Отправляясь в очередную поездку, моя жена каждый раз называла себя слабым звеном – и оказалась права. Вот только роковую роль сыграл не въезд на территорию Швейцарии по подложному паспорту, чего мы опасались, а ночи, проведенные в гостиницах Цюриха, о чем мы даже не подумали. Маленькая деталь, но именно она могла выдать всю нашу аферу с головой.
Сначала я ничего не сказал Эдит – хотел узнать, что именно удастся откопать в Цюрихе Руди Рору. Уехав из дома как раз перед ланчем, он переговорил со своим коллегой, который сообщил ему, что банковской кассирше показали фотографии Эдит. Сначала она опознала в Эдит Хельгу Хьюз. При просмотре второго набора фотографий она уже не была так уверена.

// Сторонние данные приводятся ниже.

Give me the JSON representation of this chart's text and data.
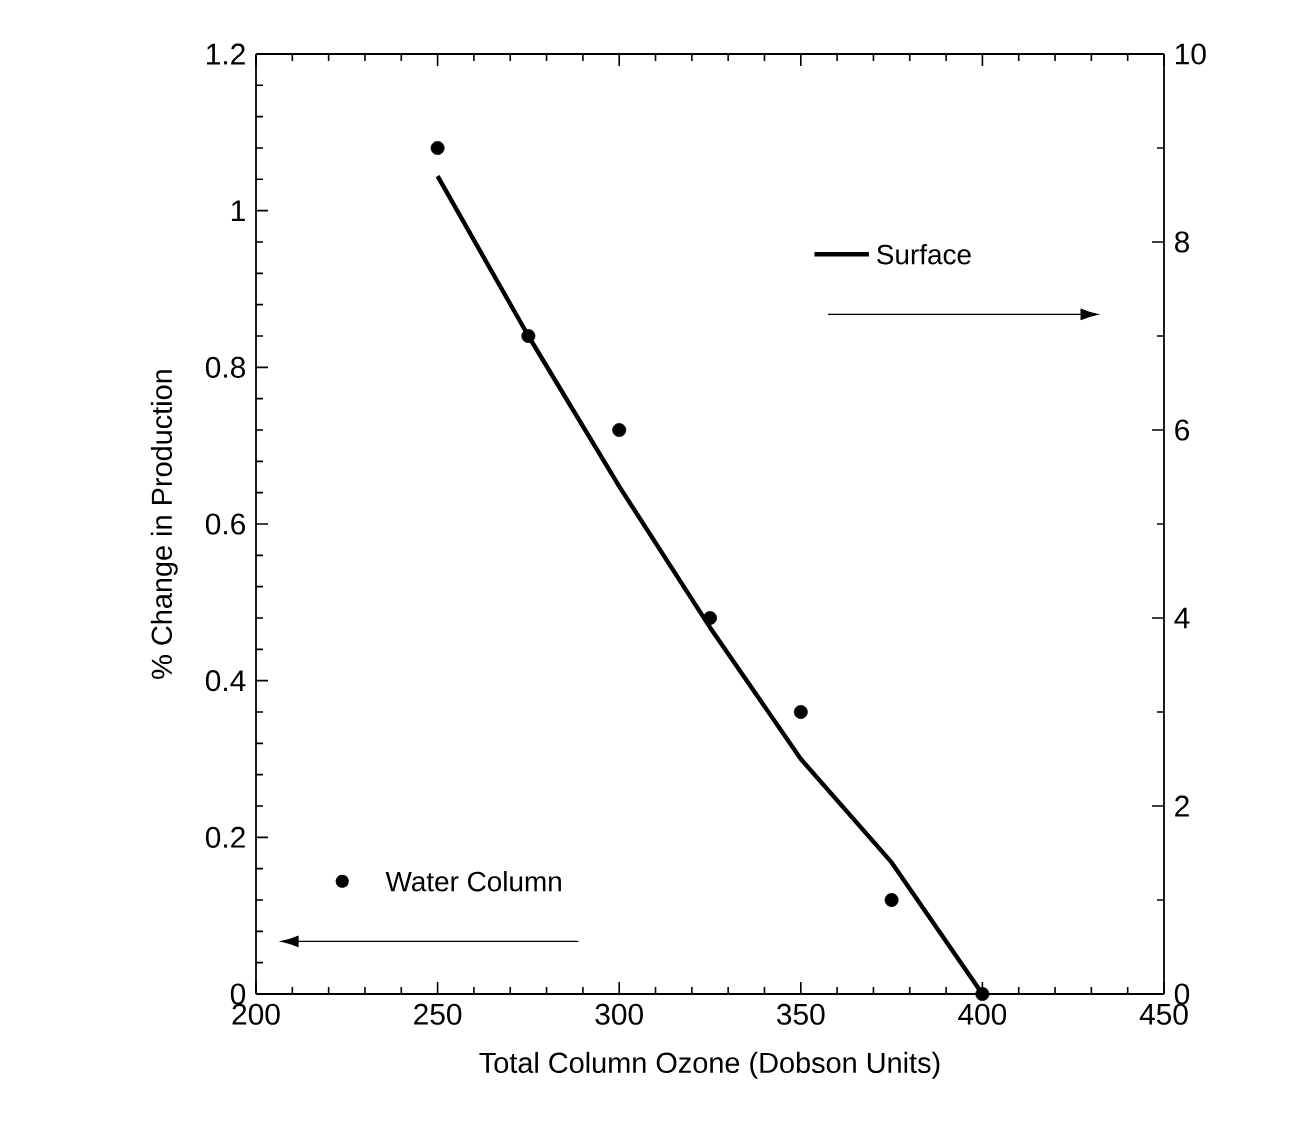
{
  "chart_data": {
    "type": "line",
    "xlabel": "Total Column Ozone (Dobson Units)",
    "ylabel": "% Change in Production",
    "x": [
      250,
      275,
      300,
      325,
      350,
      375,
      400
    ],
    "series": [
      {
        "name": "Surface",
        "axis": "y2",
        "color": "#000000",
        "marker": "none",
        "line_style": "solid",
        "values": [
          8.7,
          7.0,
          5.4,
          3.9,
          2.5,
          1.4,
          0
        ]
      },
      {
        "name": "Water Column",
        "type": "scatter",
        "color": "#000000",
        "marker": "circle",
        "values": [
          1.08,
          0.84,
          0.72,
          0.48,
          0.36,
          0.12,
          0
        ]
      }
    ],
    "xlim": [
      200,
      450
    ],
    "xticks": [
      200,
      250,
      300,
      350,
      400,
      450
    ],
    "ylim": [
      0,
      1.2
    ],
    "yticks": [
      0,
      0.2,
      0.4,
      0.6,
      0.8,
      1,
      1.2
    ],
    "y2lim": [
      0,
      10
    ],
    "y2ticks": [
      0,
      2,
      4,
      6,
      8,
      10
    ],
    "legend": "center",
    "grid": false
  }
}
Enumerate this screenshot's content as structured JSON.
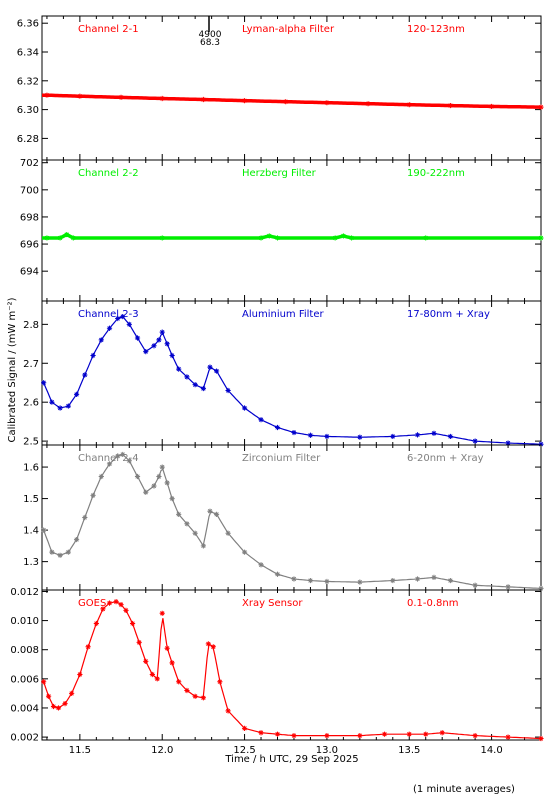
{
  "figure": {
    "y_axis_title": "Calibrated Signal / (mW m⁻²)",
    "x_axis_title": "Time / h UTC, 29 Sep 2025",
    "footnote": "(1 minute averages)",
    "marker_annotation": {
      "line1": "4900",
      "line2": "68.3"
    },
    "x_ticks": [
      "11.5",
      "12.0",
      "12.5",
      "13.0",
      "13.5",
      "14.0"
    ]
  },
  "chart_data": [
    {
      "type": "scatter",
      "channel": "Channel 2-1",
      "filter": "Lyman-alpha Filter",
      "band": "120-123nm",
      "color": "#ff0000",
      "xlim": [
        11.27,
        14.3
      ],
      "ylim": [
        6.265,
        6.365
      ],
      "y_ticks": [
        "6.28",
        "6.30",
        "6.32",
        "6.34",
        "6.36"
      ],
      "x": [
        11.3,
        11.5,
        11.75,
        12.0,
        12.25,
        12.5,
        12.75,
        13.0,
        13.25,
        13.5,
        13.75,
        14.0,
        14.3
      ],
      "y": [
        6.31,
        6.3093,
        6.3085,
        6.3077,
        6.307,
        6.3062,
        6.3055,
        6.3048,
        6.3041,
        6.3034,
        6.3028,
        6.3022,
        6.3017
      ]
    },
    {
      "type": "scatter",
      "channel": "Channel 2-2",
      "filter": "Herzberg Filter",
      "band": "190-222nm",
      "color": "#00ee00",
      "xlim": [
        11.27,
        14.3
      ],
      "ylim": [
        691.8,
        702.2
      ],
      "y_ticks": [
        "694",
        "696",
        "698",
        "700",
        "702"
      ],
      "x": [
        11.3,
        11.38,
        11.42,
        11.46,
        12.0,
        12.6,
        12.65,
        12.7,
        13.05,
        13.1,
        13.15,
        13.6,
        14.3
      ],
      "y": [
        696.45,
        696.45,
        696.7,
        696.45,
        696.45,
        696.45,
        696.6,
        696.45,
        696.45,
        696.6,
        696.45,
        696.45,
        696.45
      ]
    },
    {
      "type": "scatter",
      "channel": "Channel 2-3",
      "filter": "Aluminium Filter",
      "band": "17-80nm + Xray",
      "color": "#0000cc",
      "xlim": [
        11.27,
        14.3
      ],
      "ylim": [
        2.49,
        2.86
      ],
      "y_ticks": [
        "2.5",
        "2.6",
        "2.7",
        "2.8"
      ],
      "x": [
        11.28,
        11.33,
        11.38,
        11.43,
        11.48,
        11.53,
        11.58,
        11.63,
        11.68,
        11.73,
        11.76,
        11.8,
        11.85,
        11.9,
        11.95,
        11.98,
        12.0,
        12.03,
        12.06,
        12.1,
        12.15,
        12.2,
        12.25,
        12.29,
        12.33,
        12.4,
        12.5,
        12.6,
        12.7,
        12.8,
        12.9,
        13.0,
        13.2,
        13.4,
        13.55,
        13.65,
        13.75,
        13.9,
        14.1,
        14.3
      ],
      "y": [
        2.65,
        2.6,
        2.585,
        2.59,
        2.62,
        2.67,
        2.72,
        2.76,
        2.79,
        2.815,
        2.82,
        2.8,
        2.765,
        2.73,
        2.745,
        2.76,
        2.78,
        2.75,
        2.72,
        2.685,
        2.665,
        2.645,
        2.635,
        2.69,
        2.68,
        2.63,
        2.585,
        2.555,
        2.535,
        2.522,
        2.515,
        2.512,
        2.51,
        2.512,
        2.516,
        2.52,
        2.512,
        2.5,
        2.495,
        2.492
      ]
    },
    {
      "type": "scatter",
      "channel": "Channel 2-4",
      "filter": "Zirconium Filter",
      "band": "6-20nm + Xray",
      "color": "#808080",
      "xlim": [
        11.27,
        14.3
      ],
      "ylim": [
        1.21,
        1.67
      ],
      "y_ticks": [
        "1.3",
        "1.4",
        "1.5",
        "1.6"
      ],
      "x": [
        11.28,
        11.33,
        11.38,
        11.43,
        11.48,
        11.53,
        11.58,
        11.63,
        11.68,
        11.73,
        11.76,
        11.8,
        11.85,
        11.9,
        11.95,
        11.98,
        12.0,
        12.03,
        12.06,
        12.1,
        12.15,
        12.2,
        12.25,
        12.29,
        12.33,
        12.4,
        12.5,
        12.6,
        12.7,
        12.8,
        12.9,
        13.0,
        13.2,
        13.4,
        13.55,
        13.65,
        13.75,
        13.9,
        14.1,
        14.3
      ],
      "y": [
        1.4,
        1.33,
        1.32,
        1.33,
        1.37,
        1.44,
        1.51,
        1.57,
        1.61,
        1.635,
        1.64,
        1.62,
        1.57,
        1.52,
        1.54,
        1.57,
        1.6,
        1.55,
        1.5,
        1.45,
        1.42,
        1.39,
        1.35,
        1.46,
        1.45,
        1.39,
        1.33,
        1.29,
        1.26,
        1.245,
        1.24,
        1.237,
        1.235,
        1.24,
        1.245,
        1.25,
        1.24,
        1.225,
        1.22,
        1.215
      ]
    },
    {
      "type": "scatter",
      "channel": "GOES",
      "filter": "Xray Sensor",
      "band": "0.1-0.8nm",
      "color": "#ff0000",
      "xlim": [
        11.27,
        14.3
      ],
      "ylim": [
        0.0018,
        0.0121
      ],
      "y_ticks": [
        "0.002",
        "0.004",
        "0.006",
        "0.008",
        "0.010",
        "0.012"
      ],
      "x": [
        11.28,
        11.31,
        11.34,
        11.37,
        11.41,
        11.45,
        11.5,
        11.55,
        11.6,
        11.64,
        11.68,
        11.72,
        11.75,
        11.78,
        11.82,
        11.86,
        11.9,
        11.94,
        11.97,
        12.0,
        12.03,
        12.06,
        12.1,
        12.15,
        12.2,
        12.25,
        12.28,
        12.31,
        12.35,
        12.4,
        12.5,
        12.6,
        12.7,
        12.8,
        13.0,
        13.2,
        13.35,
        13.5,
        13.6,
        13.7,
        13.9,
        14.1,
        14.3
      ],
      "y": [
        0.0058,
        0.0048,
        0.0041,
        0.004,
        0.0043,
        0.005,
        0.0063,
        0.0082,
        0.0098,
        0.0108,
        0.0112,
        0.0113,
        0.0111,
        0.0107,
        0.0098,
        0.0085,
        0.0072,
        0.0063,
        0.006,
        0.0105,
        0.0081,
        0.0071,
        0.0058,
        0.0052,
        0.0048,
        0.0047,
        0.0084,
        0.0082,
        0.0058,
        0.0038,
        0.0026,
        0.0023,
        0.0022,
        0.0021,
        0.0021,
        0.0021,
        0.0022,
        0.0022,
        0.0022,
        0.0023,
        0.0021,
        0.002,
        0.0019
      ]
    }
  ]
}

– Затем я поговорил со своим знакомым в полиции Цюриха, – продолжил Руди. – Они хотят, чтобы вы добровольно приехали в Цюрих.
– Хорошо, – храбро произнесла Эдит, – я поеду.
После ухода журналиста я сказал:
– Нет, ты никуда не поедешь. Или я еду с тобой. Только давай сначала позвоню Марти Акерману.
Я был смущен и напуган. В тот же день корреспондент из "Ньюсуик" сообщил мне, что фотографии Эдит показали банковским служащим на прошлой неделе, во вторник, когда я еще находился в Нью-Йорке. Он отказался сказать, как именно узнал об этом, но его сообщение сомнениям не подлежало. Репортер просто ответил, что знал. Позднее, в тот же день, то есть в воскресенье, я позвонил Марти Акерману в Нью-Йорк и обговорил с ним ситуацию.
– Не позволяй ей ехать в Цюрих, – резко сказал Марти. – Оба приезжайте в Нью-Йорк.
– Я же только что оттуда.
– Значит, возвращайся. Это дело выходит из-под контроля, да еще с такими дикими поворотами. Я без конца звоню в "Макгро-Хилл", но там никто не желает со мной разговаривать.
Той ночью вместе с Руди Рором мы отправились в гостиницу на Ибице и позвонили его знакомому в полиции Цюриха. Сначала Руди быстро что-то говорил на швейцарском немецком, так что я не смог понять ни слова. Наконец он вручил трубку Эдит. Она несколько минут разговаривала с полицейским по имени Лак и, когда вернула трубку швейцарцу, была бледнее полотна.
– Я обещала, что приеду в Цюрих, – сказала она мне, – но сначала отправлюсь вместе с тобой в Нью-Йорк. Он ответил, что в таком случае отложит на полчаса выдачу ордера на мой арест. Они не позволят мне уехать из Испании.
– Пойдем домой, – сказал я.
Со времени своего возвращения из Нью-Йорка я ни одной ночи не спал спокойно. Похоже, мир мистификации рушился. В течение долгого времени, почти целый год, нам очень везло. Когда же удача нас покинула, то сменилась не пустотой, а почти катастрофой. Мне в голову приходили идеи, никогда не посещавшие меня раньше, и я не мог с ними справиться. Ордер на арест Эдит? Непостижимо, кошмарно. Впервые с тех пор, как я задумал автобиографию Хьюза, я понял, что полностью потерял контроль над событиями.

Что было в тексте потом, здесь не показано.